Divorce Mediation

Mediation is the process of discussion and negotiation between two parties who have a dispute. They both get the chance to make their needs and wishes heard vis a vis the dispute and then try to reach a mutually acceptable agreement about its resolution. The mediation process is facilitated by a neutral, uninvolved third party who is trained to manage the discussions and negotiations.

 

FAMSA offers family mediating services which include divorce mediations, post-court mediations and the mediating and drawing up of parenting plans. We offer a co-mediation model facilitated by FAMAC (Family Mediators Association of the Cape) trained and accredited mediators. All mediations are done in accordance with the new Children’s Act.

 

Mediation is a process which can be used to solve different kinds of disputes in relationships.

 

Although the mediator may sometimes offer up suggestions or clarifications to unblock impasses, they make no decisions with regard to the dispute.
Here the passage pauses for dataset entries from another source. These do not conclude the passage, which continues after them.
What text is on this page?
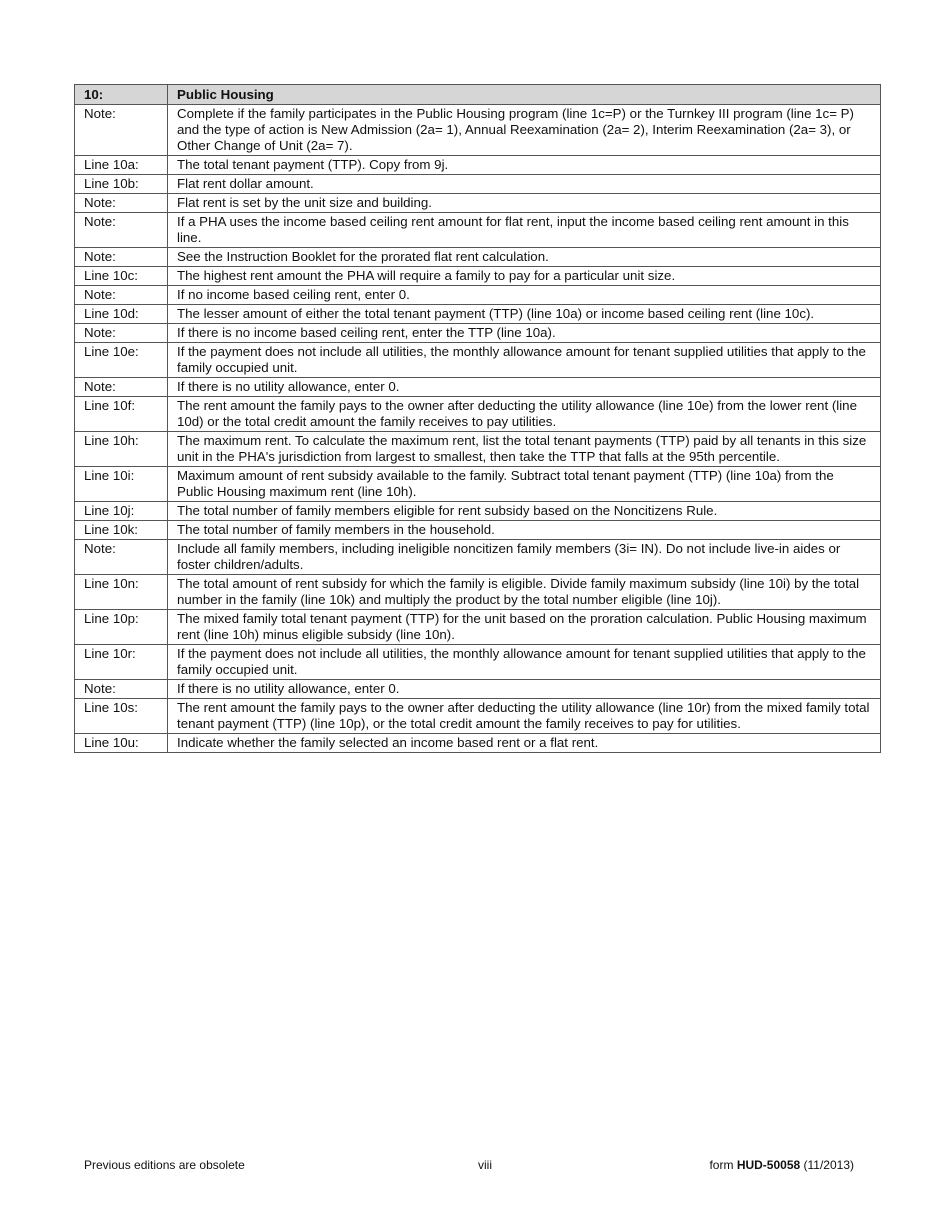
10:	Public Housing
Note:	Complete if the family participates in the Public Housing program (line 1c=P) or the Turnkey III program (line 1c= P) and the type of action is New Admission (2a= 1), Annual Reexamination (2a= 2), Interim Reexamination (2a= 3), or Other Change of Unit (2a= 7).
Line 10a:	The total tenant payment (TTP). Copy from 9j.
Line 10b:	Flat rent dollar amount.
Note:	Flat rent is set by the unit size and building.
Note:	If a PHA uses the income based ceiling rent amount for flat rent, input the income based ceiling rent amount in this line.
Note:	See the Instruction Booklet for the prorated flat rent calculation.
Line 10c:	The highest rent amount the PHA will require a family to pay for a particular unit size.
Note:	If no income based ceiling rent, enter 0.
Line 10d:	The lesser amount of either the total tenant payment (TTP) (line 10a) or income based ceiling rent (line 10c).
Note:	If there is no income based ceiling rent, enter the TTP (line 10a).
Line 10e:	If the payment does not include all utilities, the monthly allowance amount for tenant supplied utilities that apply to the family occupied unit.
Note:	If there is no utility allowance, enter 0.
Line 10f:	The rent amount the family pays to the owner after deducting the utility allowance (line 10e) from the lower rent (line 10d) or the total credit amount the family receives to pay utilities.
Line 10h:	The maximum rent. To calculate the maximum rent, list the total tenant payments (TTP) paid by all tenants in this size unit in the PHA's jurisdiction from largest to smallest, then take the TTP that falls at the 95th percentile.
Line 10i:	Maximum amount of rent subsidy available to the family. Subtract total tenant payment (TTP) (line 10a) from the Public Housing maximum rent (line 10h).
Line 10j:	The total number of family members eligible for rent subsidy based on the Noncitizens Rule.
Line 10k:	The total number of family members in the household.
Note:	Include all family members, including ineligible noncitizen family members (3i= IN). Do not include live-in aides or foster children/adults.
Line 10n:	The total amount of rent subsidy for which the family is eligible. Divide family maximum subsidy (line 10i) by the total number in the family (line 10k) and multiply the product by the total number eligible (line 10j).
Line 10p:	The mixed family total tenant payment (TTP) for the unit based on the proration calculation. Public Housing maximum rent (line 10h) minus eligible subsidy (line 10n).
Line 10r:	If the payment does not include all utilities, the monthly allowance amount for tenant supplied utilities that apply to the family occupied unit.
Note:	If there is no utility allowance, enter 0.
Line 10s:	The rent amount the family pays to the owner after deducting the utility allowance (line 10r) from the mixed family total tenant payment (TTP) (line 10p), or the total credit amount the family receives to pay for utilities.
Line 10u:	Indicate whether the family selected an income based rent or a flat rent.
Previous editions are obsolete	viii	form HUD-50058 (11/2013)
Their task is to facilitate the discussions and negotiations between the disputing parties and not to influence the outcome in any way.

 

FAQ about mediation

Who can use mediation?

You and a member/s of your family have a problem and need to discuss a particular issue.

 

Some examples of how mediation can be used:

  • You and your spouse wish to divorce but don’t know how to go about it. 
  • You are already divorced but issues have arisen about the children which you need to discuss but can't because whenever you try to discuss things the two of you end up arguing and threatening one another.
  • You can never have a decent discussion with your teenage child.
  • You need to discuss things with your elderly parents but don’t know where to start. 
  • You and your partner were never married but need to discuss co-parenting now that you are splitting up - the new Children's Act requires that you formulate a parenting plan.

 

What happens in mediation?

  • Each party gets the opportunity to tell their 'side of the story' and detail their needs in the resolution of the problem.
  • The mediator will listen carefully and feedback their understanding of the problem and the parties' needs.
  • They also try to identify obstacles to the resolution of the problem.
  • The mediator facilitates a conversation between the parties that will lead to a better understanding of
    • what the problem is
    • how each party sees it
    • what is hindering a resolution
    • what can help a resolution and what options they have and
    • ultimately the resolution itself

 

Advantages of mediation:

  • Parties get to communicate face to face with the help of a trained and experienced uninvolved mediator and the process of mediation itself promotes ongoing communication. 
  • The mediation process is emotionally less draining than litigation as the mediator tries to help the parties move towards a resolution of their conflict and structure a healthy way forward instead of each working through a lawyer to punish and hurt one another.
  • The mediation process can be far less costly than the legal one and far more constructive as the parties can communicate openly and collaborate instead of each working separately through their respective lawyers.